Lower School Curriculum

Narration – Narration consists of the child telling back a story that has been read to him/her or has been read by him/her. Miss Mason said that asking a child to narrate, that is, tell back or, for older children, “write down” what he has learned is the best way for him to acquire knowledge from books. Narration takes the place of questionnaires, paragraphs of fill-in-the-blanks, and multiple choice tests. It enables the child to use all of his mental faculties. He responds with his own paragraphs as he tells his version of what is read. When given books of literary quality, his mind does for itself the sorting, sequencing, selecting, connecting, rejecting, and classifying which workbooks, or cleverly correlated curriculum, attempt to teach him.

With narration, a child calls upon the picturesque vocabulary and descriptive powers of his favorite authors. He does not need to stop and look up a list of words that he/she should be gleaning from the text. Any vocabulary he leaves out of his narration now will assuredly and naturally be picked up later. It is ideas that our minds feed upon, not facts and information alone. Give children the opportunity to be in touch with at least one new idea a day through living books and use narration, and they will become real thinkers.

Copywork – Copywork is the key to all studies beginning at age six and continuing through high school. Copywork begins with careful penmanship, learning to make the letters and numbers correctly, producing a few perfect examples rather than a page of work that becomes sloppy. Letters are learned, then simple words, then sentences, paragraphs, poetry, and so on according to the age and ability of the student. The assignments are chosen from their current daily reading, inspiring quotes, or verses from the Bible.

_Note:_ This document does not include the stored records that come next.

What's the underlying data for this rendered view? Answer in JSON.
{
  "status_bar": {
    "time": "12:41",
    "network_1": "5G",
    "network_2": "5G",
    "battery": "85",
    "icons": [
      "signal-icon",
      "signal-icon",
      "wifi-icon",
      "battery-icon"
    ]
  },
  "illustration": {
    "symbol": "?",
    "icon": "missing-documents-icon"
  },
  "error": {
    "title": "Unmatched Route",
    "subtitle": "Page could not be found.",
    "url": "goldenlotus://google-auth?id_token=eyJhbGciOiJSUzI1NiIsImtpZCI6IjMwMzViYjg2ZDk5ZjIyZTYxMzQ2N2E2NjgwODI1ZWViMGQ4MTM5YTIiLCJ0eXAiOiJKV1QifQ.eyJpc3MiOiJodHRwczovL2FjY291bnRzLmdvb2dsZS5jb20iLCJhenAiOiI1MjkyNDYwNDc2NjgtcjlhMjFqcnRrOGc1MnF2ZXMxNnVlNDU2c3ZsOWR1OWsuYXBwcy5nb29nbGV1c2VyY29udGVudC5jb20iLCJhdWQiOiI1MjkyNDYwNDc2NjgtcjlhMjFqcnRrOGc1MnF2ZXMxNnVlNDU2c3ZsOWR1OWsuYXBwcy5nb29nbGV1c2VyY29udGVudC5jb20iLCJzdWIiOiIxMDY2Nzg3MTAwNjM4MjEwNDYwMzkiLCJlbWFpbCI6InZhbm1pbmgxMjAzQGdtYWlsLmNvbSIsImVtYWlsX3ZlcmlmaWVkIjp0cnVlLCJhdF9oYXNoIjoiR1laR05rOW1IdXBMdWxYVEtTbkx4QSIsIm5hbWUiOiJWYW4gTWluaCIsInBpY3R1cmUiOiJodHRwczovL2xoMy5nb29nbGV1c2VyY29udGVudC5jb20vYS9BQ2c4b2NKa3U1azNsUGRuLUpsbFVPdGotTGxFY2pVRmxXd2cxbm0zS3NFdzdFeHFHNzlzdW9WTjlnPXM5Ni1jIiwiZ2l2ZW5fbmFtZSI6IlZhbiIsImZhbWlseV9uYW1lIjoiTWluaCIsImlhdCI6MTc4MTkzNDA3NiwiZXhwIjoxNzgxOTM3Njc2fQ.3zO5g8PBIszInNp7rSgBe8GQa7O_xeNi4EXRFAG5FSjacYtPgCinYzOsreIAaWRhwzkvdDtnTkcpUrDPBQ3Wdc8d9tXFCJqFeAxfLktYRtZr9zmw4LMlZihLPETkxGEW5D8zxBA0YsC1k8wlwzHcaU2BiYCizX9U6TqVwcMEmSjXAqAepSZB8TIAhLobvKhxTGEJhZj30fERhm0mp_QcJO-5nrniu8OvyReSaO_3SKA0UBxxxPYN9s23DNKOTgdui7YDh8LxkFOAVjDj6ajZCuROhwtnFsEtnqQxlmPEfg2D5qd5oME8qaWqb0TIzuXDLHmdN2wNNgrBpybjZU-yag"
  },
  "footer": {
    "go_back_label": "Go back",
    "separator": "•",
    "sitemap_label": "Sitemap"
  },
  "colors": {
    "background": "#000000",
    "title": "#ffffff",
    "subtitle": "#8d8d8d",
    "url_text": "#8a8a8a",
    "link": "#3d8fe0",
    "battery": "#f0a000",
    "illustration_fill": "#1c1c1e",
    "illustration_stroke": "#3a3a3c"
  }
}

Dictation – We read a spelling word, sentence, poem, or scripture verse, and the child writes what is being said. Dictation is done after copywork has been mastered well. During the copywork time before dictation, spelling, capitalization, and punctuation corrections need to be pointed out and corrected.

Composer Study – Children will be exposed to great minds through music. We will be studying Schumann and Handel in our composer studies this year.

Nature Study – This has an emphasis on close, focused observation of creation. We will have a nature study notebook where we sketch things from nature, identifying those things in a notebook. This also will be done on a weekly basis.

Language – We will be learning the parts of speech (nouns, verbs, pronouns, etc.) using the methods above. Students will study in a simple but fun way to begin their foundation of the eight parts of speech.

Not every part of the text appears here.